2. The method according to claim 1, wherein said replacing the dialect phrase with the standard language, after obtaining the updated textual description, further comprises:

and if the confidence of the second participle is larger than a second preset threshold value, responding to the updated text description content.

3. The method according to claim 2, wherein after performing word segmentation processing on the updated text description content to obtain a second word segmentation confidence of the updated text description content, the method further comprises:

and if the confidence of the second participle is less than or equal to the second preset threshold, responding to the text description content.

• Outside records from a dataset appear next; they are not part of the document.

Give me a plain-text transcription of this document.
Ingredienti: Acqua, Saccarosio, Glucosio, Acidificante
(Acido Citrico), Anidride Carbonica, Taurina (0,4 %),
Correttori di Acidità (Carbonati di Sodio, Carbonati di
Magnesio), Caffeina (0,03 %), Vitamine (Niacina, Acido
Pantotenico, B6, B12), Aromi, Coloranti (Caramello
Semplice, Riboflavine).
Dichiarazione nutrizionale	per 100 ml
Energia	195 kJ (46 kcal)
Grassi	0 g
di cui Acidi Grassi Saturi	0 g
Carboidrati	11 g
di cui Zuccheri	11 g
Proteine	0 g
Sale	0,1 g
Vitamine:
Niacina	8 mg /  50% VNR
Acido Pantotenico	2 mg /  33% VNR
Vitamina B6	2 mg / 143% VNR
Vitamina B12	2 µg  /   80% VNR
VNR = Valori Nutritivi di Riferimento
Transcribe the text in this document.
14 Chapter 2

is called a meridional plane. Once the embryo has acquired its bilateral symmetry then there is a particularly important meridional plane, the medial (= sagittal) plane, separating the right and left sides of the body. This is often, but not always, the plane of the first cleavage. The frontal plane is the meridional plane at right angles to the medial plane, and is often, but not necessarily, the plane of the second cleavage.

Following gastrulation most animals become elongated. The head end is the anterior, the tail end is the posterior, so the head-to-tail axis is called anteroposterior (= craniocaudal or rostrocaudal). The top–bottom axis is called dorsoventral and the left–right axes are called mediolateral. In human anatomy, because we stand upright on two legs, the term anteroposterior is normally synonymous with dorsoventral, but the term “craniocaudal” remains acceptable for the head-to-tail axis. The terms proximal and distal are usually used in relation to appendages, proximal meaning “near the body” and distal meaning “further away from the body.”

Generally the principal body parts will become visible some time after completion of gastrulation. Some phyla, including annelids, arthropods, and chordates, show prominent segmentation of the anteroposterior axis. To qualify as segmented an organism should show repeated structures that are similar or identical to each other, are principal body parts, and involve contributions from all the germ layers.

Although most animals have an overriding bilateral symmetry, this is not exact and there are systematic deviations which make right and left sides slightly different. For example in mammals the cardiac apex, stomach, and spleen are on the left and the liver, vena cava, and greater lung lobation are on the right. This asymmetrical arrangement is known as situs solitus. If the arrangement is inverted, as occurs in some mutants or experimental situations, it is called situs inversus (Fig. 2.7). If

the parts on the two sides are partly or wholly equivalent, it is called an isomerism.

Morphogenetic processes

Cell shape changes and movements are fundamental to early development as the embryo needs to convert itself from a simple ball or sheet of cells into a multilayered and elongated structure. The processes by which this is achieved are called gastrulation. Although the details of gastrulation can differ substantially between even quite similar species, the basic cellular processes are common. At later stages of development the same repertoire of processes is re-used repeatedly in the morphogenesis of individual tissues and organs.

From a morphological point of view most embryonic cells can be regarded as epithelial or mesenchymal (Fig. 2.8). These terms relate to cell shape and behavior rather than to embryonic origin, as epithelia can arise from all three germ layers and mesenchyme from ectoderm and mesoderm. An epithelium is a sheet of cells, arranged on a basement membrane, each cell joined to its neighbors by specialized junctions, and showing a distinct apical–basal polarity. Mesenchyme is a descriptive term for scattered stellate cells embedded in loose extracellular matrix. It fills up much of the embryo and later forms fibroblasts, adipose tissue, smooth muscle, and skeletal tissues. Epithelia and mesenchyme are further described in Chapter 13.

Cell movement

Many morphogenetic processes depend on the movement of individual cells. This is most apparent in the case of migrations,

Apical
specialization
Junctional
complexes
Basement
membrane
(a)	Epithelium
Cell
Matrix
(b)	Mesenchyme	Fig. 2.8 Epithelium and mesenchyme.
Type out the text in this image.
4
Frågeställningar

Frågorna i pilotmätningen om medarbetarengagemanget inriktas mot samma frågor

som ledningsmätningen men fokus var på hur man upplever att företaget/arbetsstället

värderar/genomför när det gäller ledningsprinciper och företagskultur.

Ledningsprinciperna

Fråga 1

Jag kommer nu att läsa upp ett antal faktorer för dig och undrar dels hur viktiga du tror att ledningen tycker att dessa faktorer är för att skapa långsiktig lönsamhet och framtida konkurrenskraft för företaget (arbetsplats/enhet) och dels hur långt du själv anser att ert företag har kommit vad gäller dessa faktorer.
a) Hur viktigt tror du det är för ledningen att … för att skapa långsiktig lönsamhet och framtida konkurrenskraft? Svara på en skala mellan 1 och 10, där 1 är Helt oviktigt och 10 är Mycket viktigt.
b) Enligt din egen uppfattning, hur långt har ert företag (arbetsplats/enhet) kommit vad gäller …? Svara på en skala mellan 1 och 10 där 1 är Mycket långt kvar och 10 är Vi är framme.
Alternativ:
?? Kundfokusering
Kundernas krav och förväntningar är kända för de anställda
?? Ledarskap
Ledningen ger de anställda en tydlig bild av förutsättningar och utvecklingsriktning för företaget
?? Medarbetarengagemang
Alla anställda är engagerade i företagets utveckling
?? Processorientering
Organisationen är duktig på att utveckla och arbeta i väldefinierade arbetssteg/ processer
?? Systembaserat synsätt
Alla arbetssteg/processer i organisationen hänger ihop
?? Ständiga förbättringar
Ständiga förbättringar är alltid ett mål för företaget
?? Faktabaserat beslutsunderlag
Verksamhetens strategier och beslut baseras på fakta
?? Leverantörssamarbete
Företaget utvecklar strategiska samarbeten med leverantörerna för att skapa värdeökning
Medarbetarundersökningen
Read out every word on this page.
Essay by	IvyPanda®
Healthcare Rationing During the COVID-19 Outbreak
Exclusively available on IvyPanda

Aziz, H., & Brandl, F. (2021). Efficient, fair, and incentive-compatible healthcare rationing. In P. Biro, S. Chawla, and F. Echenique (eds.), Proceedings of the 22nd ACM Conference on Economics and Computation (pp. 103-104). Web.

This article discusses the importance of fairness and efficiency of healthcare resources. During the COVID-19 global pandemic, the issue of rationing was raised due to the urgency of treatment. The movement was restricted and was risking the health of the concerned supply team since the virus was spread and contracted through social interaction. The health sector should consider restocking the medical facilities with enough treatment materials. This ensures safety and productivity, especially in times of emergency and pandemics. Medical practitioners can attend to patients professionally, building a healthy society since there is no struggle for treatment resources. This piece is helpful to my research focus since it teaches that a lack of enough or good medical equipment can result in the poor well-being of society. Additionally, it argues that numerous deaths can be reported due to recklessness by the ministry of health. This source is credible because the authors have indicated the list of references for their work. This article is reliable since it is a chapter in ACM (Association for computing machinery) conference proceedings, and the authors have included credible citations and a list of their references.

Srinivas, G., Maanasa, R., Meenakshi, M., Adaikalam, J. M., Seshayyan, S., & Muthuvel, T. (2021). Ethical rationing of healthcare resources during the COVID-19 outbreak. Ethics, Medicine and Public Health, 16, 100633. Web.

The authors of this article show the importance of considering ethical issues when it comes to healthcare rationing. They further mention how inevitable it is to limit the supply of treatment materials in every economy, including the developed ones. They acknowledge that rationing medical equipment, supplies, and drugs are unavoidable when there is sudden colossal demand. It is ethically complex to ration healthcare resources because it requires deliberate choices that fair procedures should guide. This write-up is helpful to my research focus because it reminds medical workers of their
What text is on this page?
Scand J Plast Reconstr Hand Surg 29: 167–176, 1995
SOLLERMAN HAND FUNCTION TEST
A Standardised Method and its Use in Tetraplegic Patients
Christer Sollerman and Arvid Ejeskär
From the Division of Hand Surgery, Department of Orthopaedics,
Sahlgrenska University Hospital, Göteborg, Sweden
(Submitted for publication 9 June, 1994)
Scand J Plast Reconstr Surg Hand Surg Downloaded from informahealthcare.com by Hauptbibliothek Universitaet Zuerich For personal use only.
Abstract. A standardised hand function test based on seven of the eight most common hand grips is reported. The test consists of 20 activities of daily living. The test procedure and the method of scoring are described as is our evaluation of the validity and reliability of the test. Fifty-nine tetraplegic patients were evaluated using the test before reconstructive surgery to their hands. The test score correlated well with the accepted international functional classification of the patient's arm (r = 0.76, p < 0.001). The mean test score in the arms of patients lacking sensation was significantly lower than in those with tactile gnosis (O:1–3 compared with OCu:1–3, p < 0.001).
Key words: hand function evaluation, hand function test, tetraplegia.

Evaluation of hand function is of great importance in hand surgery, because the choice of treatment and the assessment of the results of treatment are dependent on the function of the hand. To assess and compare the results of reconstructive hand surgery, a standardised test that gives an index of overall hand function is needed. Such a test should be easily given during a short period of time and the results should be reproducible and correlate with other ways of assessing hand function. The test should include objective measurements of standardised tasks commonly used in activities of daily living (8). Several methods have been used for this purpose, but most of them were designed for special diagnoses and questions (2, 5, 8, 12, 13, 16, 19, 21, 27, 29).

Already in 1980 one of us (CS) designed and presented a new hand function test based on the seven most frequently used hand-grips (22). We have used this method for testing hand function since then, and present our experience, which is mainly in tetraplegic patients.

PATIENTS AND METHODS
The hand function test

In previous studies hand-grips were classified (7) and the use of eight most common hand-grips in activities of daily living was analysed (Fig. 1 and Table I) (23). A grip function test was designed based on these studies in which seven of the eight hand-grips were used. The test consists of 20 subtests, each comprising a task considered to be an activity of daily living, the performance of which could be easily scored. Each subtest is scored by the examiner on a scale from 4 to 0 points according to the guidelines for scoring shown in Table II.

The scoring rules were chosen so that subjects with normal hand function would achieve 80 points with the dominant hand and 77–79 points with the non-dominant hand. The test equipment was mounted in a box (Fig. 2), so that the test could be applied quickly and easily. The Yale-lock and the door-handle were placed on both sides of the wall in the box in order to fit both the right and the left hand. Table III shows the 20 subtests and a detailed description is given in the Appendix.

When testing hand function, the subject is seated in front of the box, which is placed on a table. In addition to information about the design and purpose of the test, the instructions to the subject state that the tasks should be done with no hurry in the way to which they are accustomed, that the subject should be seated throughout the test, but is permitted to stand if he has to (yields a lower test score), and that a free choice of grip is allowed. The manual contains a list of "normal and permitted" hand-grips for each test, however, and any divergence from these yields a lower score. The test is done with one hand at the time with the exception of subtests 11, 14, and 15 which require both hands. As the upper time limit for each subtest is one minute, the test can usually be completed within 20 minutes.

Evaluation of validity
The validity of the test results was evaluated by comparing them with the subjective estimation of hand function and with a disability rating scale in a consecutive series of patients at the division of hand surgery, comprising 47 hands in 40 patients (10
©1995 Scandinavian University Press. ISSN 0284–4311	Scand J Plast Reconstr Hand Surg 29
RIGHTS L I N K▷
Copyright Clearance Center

4. The method of claim 1, wherein after obtaining the pinyin corresponding to each word group included in the first segmentation result, the method further comprises:

and detecting whether the Chinese pinyin exists in the Chinese pinyin database by adopting a bidirectional maximum matching algorithm.

5. A media processing apparatus, characterized in that the apparatus comprises:

the word segmentation module is used for carrying out word segmentation processing on the text description content according to a target word segmentation algorithm to obtain a first word segmentation result, and the first word segmentation result comprises at least one word group;

the word segmentation module is further used for performing word segmentation processing on the text description content according to a check word segmentation algorithm to obtain a second word segmentation result, and the second word segmentation result comprises at least one word group;

the obtaining module is used for comparing at least one phrase included in the first segmentation result with at least one phrase included in the second segmentation result to obtain the similarity between the first segmentation result and the second segmentation result;

the acquisition module is further used for obtaining a first segmentation confidence coefficient of the first segmentation result according to the similarity;

the obtaining module is further configured to obtain pinyin corresponding to each phrase included in the first segmentation result if the first segmentation confidence is smaller than a first preset threshold;

6. The media processing device of claim 5, wherein the device further comprises a response module,

the word segmentation module is further configured to perform word segmentation processing on the updated text description content to obtain a second word segmentation confidence of the updated text description content;

and the response module is used for responding to the updated text description content if the confidence of the second participle is greater than a second preset threshold.

7. A terminal, characterized in that it comprises a processor, an input device, an output device and a memory, said processor, input device, output device and memory being interconnected, wherein said memory is used to store a computer program comprising program instructions, said processor being configured to invoke said program instructions to perform the method according to any of the claims 1-4.

8. A computer-readable storage medium, characterized in that the computer storage medium stores a computer program comprising program instructions that, when executed by a processor, cause the processor to carry out the method according to any one of claims 1-4.